Final Word

Politicians perfected, but did not invent, the ‘blame game’


During the recent municipal elections, the governing African National Congress blamed everyone and everything but themselves for the bad results it received at the polls.(Read more)

The party was widely accused of playing the ‘blame game’, instead of accepting responsibility for being the architects of their own misfortunes. In fact, many are accusing them of, like politicians across the world, having perfected the ‘blame game’.

What is the blame game?  

Dictionary definitions for the blame game differ slightly – from “a situation in which people try to blame each other for something bad that has happened,” to “... a readiness or tendency to assign responsibility for a misdeed”.

Politicians seem to have made the blame their own – to the extent that the Safire Political Dictionary, published by the Oxford University Press in 2008, went to the trouble of tracing the history of the expression.

But, truth be told, people often use politicians in an attempt to wash their hands of unsavoury situations that originated with them. One of the better known examples of this came from the Russian Mikhail Kalashnikov, inventor of the most lethal assault rifle of all times, the AK 47.

He once said: “People often ask me how I feel about my invention being used to kill people every day and the AK being a common weapon of ethnic conflicts. I want to make it clear that I created my assault rifle to protect my country. You can blame politicians for its spreading out of control on a global scale.”

Blame in psychology

To dish out blame, in various ways, is such a common human trait that it has received some serious research attention from the social science of psychology. In 2015 the website Psychology Today published a list of five reasons why people play the blame game – commenting that it’s won by those who dish it out.

The reasons listed are:

  • Blame is an excellent defence mechanism. Whether you call it projection, denial, or displacement, blame helps you preserve your sense of self-esteem by avoiding awareness of your own flaws or failings;
  • Blame is a tool we use when we’re in attack mode. Falling into the category of a destructive conflict resolution method, blame is a way to try to hurt our partners; We’re not very good at figuring out the causes of other people’s behaviour, or even our own. The attributions we make, whether to luck or ability, can be distorted by our tendency to make illogical judgements. And we're just as bad at making judgements involving the blameworthiness of actions in terms of intent vs. outcome;
  • It’s easier to blame someone else than to accept responsibility. There’s less effort involved in recognising your contributions to a bad situation than in accepting the fact that you’re actually at fault, and changing so you don’t do it again;
  • People lie. As my colleague, Robert Feldman, discovered: “Everybody lies.” It’s pretty easy just to lie and blame someone else even though you know you’re at fault. You may figure that no one will know it was really you who spilled coffee all over the break room, so you just blame someone else who’s not there (and hope that person never finds out); and
  • Unlike other games, the more often you play the blame game, the more you lose. Learning to tell when you need to own up to your role in a bad situation will help you grow from your experiences, and ultimately help you achieve more fulfilling relationships.

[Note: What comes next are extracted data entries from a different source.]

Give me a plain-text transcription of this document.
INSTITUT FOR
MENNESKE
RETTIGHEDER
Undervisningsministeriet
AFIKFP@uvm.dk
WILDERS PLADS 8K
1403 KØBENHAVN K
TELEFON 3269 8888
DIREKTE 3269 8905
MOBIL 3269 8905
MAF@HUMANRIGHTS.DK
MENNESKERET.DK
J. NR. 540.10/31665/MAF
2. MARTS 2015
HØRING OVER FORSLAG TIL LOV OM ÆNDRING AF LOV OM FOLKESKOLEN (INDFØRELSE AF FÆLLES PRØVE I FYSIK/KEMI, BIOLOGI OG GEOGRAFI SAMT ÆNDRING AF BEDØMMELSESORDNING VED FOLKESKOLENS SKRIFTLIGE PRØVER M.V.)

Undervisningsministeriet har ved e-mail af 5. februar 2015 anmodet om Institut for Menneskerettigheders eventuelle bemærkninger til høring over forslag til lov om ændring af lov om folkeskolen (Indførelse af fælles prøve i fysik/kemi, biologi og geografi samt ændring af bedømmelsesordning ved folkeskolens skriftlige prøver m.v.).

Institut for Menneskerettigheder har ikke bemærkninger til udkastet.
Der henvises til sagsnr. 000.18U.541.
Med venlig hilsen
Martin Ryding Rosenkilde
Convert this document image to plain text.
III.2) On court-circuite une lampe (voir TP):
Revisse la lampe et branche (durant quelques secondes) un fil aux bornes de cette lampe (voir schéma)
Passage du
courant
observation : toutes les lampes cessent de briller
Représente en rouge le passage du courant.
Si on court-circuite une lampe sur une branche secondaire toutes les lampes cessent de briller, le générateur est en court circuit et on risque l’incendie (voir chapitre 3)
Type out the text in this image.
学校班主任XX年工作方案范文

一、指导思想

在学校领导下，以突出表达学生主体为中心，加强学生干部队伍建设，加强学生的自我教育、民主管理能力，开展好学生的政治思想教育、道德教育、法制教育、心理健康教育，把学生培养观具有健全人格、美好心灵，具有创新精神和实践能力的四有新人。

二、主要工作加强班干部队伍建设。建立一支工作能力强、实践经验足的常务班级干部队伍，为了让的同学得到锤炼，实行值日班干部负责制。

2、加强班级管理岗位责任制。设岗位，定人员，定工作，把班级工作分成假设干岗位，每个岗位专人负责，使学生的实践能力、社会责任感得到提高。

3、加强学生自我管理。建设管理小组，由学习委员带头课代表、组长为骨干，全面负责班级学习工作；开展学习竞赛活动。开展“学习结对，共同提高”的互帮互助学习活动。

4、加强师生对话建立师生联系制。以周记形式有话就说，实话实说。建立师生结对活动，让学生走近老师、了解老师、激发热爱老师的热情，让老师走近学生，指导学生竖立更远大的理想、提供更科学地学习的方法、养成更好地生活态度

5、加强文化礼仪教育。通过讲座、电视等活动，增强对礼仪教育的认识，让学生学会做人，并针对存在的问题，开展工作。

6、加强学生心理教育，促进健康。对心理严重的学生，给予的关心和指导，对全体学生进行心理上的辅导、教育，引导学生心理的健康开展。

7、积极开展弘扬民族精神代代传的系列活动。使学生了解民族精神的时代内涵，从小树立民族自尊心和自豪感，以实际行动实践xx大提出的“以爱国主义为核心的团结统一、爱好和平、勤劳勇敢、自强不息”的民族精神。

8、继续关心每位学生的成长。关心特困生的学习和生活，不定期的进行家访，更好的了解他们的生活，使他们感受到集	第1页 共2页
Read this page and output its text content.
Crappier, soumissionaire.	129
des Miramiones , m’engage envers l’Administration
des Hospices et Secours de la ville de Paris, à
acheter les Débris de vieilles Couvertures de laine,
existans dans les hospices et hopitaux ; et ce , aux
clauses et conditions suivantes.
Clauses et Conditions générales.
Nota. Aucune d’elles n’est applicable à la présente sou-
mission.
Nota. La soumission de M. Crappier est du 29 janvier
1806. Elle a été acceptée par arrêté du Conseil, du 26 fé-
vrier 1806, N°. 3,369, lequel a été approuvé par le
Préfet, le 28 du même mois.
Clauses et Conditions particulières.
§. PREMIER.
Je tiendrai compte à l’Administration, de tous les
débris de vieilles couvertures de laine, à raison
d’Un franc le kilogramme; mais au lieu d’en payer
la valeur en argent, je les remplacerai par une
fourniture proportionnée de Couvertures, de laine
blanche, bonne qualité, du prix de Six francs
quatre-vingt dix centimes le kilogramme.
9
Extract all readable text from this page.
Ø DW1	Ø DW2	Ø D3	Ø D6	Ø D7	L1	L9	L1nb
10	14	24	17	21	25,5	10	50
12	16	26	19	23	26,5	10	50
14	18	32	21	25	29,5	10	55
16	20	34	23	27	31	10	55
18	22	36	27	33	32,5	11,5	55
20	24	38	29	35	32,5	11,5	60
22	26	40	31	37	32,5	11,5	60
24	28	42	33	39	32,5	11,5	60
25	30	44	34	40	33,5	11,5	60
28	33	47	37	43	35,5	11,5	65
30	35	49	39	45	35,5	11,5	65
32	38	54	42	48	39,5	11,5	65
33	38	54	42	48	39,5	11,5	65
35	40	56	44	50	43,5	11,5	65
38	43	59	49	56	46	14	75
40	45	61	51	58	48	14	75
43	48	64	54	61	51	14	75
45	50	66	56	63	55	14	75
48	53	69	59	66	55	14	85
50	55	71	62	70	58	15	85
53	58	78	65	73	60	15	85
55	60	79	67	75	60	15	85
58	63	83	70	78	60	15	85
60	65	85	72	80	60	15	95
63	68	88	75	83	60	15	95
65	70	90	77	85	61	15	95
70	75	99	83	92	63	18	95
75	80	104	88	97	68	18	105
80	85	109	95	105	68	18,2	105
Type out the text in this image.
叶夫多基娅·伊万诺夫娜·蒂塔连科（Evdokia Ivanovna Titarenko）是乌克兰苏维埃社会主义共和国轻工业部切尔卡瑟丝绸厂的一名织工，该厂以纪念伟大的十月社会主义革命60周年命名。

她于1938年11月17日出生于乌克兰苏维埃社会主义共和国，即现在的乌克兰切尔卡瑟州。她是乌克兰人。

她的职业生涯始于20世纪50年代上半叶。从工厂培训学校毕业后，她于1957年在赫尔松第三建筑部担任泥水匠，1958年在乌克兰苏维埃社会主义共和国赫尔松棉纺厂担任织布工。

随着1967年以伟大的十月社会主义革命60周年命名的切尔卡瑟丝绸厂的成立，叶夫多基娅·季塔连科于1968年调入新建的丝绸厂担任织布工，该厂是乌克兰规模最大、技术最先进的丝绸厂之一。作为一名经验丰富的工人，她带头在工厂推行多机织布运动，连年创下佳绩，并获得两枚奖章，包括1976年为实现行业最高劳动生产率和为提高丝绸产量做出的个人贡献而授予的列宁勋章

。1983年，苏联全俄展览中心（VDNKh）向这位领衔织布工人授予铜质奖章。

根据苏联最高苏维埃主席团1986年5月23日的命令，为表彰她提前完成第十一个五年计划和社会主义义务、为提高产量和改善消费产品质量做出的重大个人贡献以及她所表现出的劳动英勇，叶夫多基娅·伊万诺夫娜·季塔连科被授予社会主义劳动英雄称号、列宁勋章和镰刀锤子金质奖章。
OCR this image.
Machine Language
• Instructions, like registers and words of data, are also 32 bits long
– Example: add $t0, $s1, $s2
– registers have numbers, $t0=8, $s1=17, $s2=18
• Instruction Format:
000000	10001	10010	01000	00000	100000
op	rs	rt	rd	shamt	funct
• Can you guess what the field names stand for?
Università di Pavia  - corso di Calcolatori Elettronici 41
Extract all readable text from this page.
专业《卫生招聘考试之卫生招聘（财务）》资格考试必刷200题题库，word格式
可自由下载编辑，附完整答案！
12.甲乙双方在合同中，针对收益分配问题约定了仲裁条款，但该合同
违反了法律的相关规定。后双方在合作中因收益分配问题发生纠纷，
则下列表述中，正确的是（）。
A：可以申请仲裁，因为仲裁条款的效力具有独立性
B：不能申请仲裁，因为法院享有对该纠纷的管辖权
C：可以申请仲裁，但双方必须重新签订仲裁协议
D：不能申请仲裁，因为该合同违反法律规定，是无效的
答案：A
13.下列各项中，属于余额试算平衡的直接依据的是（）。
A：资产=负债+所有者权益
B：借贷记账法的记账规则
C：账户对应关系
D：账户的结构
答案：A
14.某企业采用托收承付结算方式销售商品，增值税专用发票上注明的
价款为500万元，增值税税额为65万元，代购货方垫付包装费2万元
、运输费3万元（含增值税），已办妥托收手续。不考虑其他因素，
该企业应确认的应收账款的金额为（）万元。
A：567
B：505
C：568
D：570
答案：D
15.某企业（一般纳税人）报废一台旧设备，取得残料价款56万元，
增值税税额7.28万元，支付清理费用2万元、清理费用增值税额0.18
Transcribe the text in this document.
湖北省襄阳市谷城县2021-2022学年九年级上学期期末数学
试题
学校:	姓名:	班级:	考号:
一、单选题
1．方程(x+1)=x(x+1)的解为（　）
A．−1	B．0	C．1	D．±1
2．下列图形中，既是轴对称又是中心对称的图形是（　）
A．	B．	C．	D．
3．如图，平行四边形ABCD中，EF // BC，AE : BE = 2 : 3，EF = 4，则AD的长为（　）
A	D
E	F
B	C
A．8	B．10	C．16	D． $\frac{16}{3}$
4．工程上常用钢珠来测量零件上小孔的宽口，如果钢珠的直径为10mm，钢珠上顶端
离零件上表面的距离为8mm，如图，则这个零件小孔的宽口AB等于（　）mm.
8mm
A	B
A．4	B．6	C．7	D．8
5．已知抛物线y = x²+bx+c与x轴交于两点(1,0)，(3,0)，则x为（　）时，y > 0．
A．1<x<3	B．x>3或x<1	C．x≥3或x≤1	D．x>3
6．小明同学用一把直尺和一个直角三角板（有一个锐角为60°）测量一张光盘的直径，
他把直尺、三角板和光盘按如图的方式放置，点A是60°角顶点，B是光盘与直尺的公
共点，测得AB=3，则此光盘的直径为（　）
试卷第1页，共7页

Much of this is summarised in the words of Walter Kirn, who once said: “Everyone loves a witch hunt as long as it’s someone else’s witch being hunted.”

Final word

Although this human trait of avoiding accepting responsibility by blaming others, only fairly recently got to be called ‘the blame game’ it really goes back to the beginning of humankind.

In Genesis 3:12 to 3:19 we read how Adam blamed Eve, and Eve blamed the serpent.

And the leaders of the ANC, in fact all politicians, so adept at playing the blame game, should note that in that very first round of this game, every one of those involved got kicked out of Paradise.